É curioso observar que o acordo constituindo a Comissão Mista
Brasil-Estados Unidos foi celebrado em dezembro de 1950 entre os
respectivos governos, quando Vargas já havia sido eleito presidente
com posse marcada para 31 de janeiro de 1951 e fazia seis meses que
se lutava na Coréia. Não teria sentido especular sobre a extensão em
que tais eventos poderiam eventualmente ter contribuído para acelerar
a decisão norte-americana, pela qual o Brasil se empenhara desde o
pós-guerra. Importa, sim, assinalar que a criação da Comissão Mista
não representou uma continuidade natural das experiências anteriores
de cooperação [Nota de rodapé: A continuidade natural da cooperação
em termos de uma extensão de Missões tipo Abbink havia sido
sugerida ao próprio Abbink que encaminhou a sugestão ao
Departamento de Estado.
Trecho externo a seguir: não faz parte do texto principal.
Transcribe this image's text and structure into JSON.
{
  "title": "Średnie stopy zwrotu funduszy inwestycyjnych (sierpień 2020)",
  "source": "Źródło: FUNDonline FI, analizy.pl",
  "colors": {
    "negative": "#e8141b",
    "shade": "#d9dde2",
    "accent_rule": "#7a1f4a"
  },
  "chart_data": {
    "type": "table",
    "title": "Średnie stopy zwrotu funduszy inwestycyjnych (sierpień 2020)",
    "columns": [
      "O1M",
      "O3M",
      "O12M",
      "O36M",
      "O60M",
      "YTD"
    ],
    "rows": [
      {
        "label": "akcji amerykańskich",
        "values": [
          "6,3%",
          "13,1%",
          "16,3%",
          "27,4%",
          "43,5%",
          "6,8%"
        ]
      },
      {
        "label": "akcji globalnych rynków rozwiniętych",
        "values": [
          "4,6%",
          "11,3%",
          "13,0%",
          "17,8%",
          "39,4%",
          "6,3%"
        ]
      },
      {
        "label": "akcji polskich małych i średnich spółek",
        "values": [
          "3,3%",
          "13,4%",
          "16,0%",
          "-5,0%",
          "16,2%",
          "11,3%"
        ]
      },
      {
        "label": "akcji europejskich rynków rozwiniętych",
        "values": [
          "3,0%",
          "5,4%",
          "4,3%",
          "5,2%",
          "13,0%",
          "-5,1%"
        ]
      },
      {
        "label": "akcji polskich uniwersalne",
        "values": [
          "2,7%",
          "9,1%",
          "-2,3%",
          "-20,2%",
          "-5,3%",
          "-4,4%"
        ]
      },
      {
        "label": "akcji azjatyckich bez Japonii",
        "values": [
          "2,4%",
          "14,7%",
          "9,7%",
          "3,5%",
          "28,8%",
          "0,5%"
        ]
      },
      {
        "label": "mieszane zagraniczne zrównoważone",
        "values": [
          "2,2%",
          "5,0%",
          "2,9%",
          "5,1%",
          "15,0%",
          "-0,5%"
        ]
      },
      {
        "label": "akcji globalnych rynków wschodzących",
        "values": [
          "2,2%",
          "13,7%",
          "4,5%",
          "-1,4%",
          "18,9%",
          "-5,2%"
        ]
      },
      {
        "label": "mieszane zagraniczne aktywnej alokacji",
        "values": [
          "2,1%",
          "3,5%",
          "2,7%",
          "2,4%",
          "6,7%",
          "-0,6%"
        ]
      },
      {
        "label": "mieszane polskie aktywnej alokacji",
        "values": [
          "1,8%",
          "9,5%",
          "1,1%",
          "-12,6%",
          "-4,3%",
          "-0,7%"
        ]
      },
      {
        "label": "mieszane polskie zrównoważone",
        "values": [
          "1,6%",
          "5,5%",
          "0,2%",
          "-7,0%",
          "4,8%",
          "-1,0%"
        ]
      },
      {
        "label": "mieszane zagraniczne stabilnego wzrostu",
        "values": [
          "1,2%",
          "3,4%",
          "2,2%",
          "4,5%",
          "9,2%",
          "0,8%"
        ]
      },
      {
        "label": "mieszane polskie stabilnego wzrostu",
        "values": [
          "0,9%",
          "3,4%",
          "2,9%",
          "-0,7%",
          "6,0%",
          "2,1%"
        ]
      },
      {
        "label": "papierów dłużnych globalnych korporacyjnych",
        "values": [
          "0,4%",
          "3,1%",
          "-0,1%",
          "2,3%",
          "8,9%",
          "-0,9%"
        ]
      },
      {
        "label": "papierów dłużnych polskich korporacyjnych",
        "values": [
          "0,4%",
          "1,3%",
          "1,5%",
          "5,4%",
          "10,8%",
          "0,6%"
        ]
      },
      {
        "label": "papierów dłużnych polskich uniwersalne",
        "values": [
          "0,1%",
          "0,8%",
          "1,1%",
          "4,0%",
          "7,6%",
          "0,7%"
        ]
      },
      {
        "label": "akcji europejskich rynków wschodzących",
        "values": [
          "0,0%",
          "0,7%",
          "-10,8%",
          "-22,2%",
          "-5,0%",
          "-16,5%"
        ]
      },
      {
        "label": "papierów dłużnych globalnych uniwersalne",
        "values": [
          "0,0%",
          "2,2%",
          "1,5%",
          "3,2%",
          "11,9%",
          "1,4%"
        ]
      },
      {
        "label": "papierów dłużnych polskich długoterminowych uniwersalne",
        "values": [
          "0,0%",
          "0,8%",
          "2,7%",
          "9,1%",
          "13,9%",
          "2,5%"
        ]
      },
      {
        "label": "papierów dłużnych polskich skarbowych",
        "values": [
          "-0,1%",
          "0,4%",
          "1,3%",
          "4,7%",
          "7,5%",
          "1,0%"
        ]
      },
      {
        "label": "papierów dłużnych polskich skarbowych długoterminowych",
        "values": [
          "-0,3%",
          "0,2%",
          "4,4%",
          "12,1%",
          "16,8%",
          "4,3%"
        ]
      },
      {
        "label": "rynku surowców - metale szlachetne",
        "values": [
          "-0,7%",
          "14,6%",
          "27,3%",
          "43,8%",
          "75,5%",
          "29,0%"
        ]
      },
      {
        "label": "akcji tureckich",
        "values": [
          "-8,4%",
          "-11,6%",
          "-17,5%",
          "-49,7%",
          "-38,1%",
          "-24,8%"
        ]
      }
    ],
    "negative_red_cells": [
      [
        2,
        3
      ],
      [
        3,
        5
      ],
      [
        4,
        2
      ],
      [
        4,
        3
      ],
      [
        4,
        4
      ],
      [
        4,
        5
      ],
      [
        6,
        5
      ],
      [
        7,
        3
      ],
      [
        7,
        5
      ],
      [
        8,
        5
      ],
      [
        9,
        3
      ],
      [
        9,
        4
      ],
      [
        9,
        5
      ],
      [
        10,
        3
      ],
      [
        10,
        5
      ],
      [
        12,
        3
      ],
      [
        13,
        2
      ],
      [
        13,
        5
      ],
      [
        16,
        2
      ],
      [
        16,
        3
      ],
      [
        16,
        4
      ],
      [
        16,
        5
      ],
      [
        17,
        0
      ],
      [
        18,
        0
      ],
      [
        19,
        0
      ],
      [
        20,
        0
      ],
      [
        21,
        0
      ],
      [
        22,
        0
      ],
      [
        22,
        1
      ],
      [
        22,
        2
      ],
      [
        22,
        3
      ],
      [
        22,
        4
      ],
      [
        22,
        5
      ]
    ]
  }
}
Esta instruiu Abbink para que ‘cozinhasse’
(soft-pedal) a ideia]. Pelo contrário, enquanto a Missão Abbink-
Bulhões (1948), por exemplo, por ordens expressas do Departamento
de Estado ‘não deveria considerar os méritos de projetos específicos
ou avaliar a inabilidade de obter financiamento externo...’, a função
principal da Comissão Mista seria a ‘elaboração de projetos concretos
e bem trabalhados, suscetíveis de imediata apreciação por instituições
financeiras tais como o Eximbank e o Banco Mundial.
Em verdade, cabe adiantar que depois de dois anos de atividades
conjuntas iniciadas em julho de 1951, a Comissão Mista fez publicar,
em dezembro de 1953 quando encerrou suas atividades, aquilo que
constitui, certamente, não só uma das melhores análises
contemporâneas da economia brasileira, como também a base para os
trabalhos e projetos iniciais do Banco Nacional de Desenvolvimento
Econômico, que seria criado em 1952, em pleno governo Vargas.

Vejamos que essas questões vão emparedando os governos da América Latina e


em especial o Brasil a forçarem crescente e progressivamente uma cooperação
econômica norte-americana. Daí a criação da Comissão Mista Brasil-Estados Unidos
com Truman, e o início do Segundo Governo Vargas.
Por último, é fundamental sublinhar que Malan mostra que a CMBEU não é
uma continuidade institucional e econômica das missões anteriores, tais como Abbink.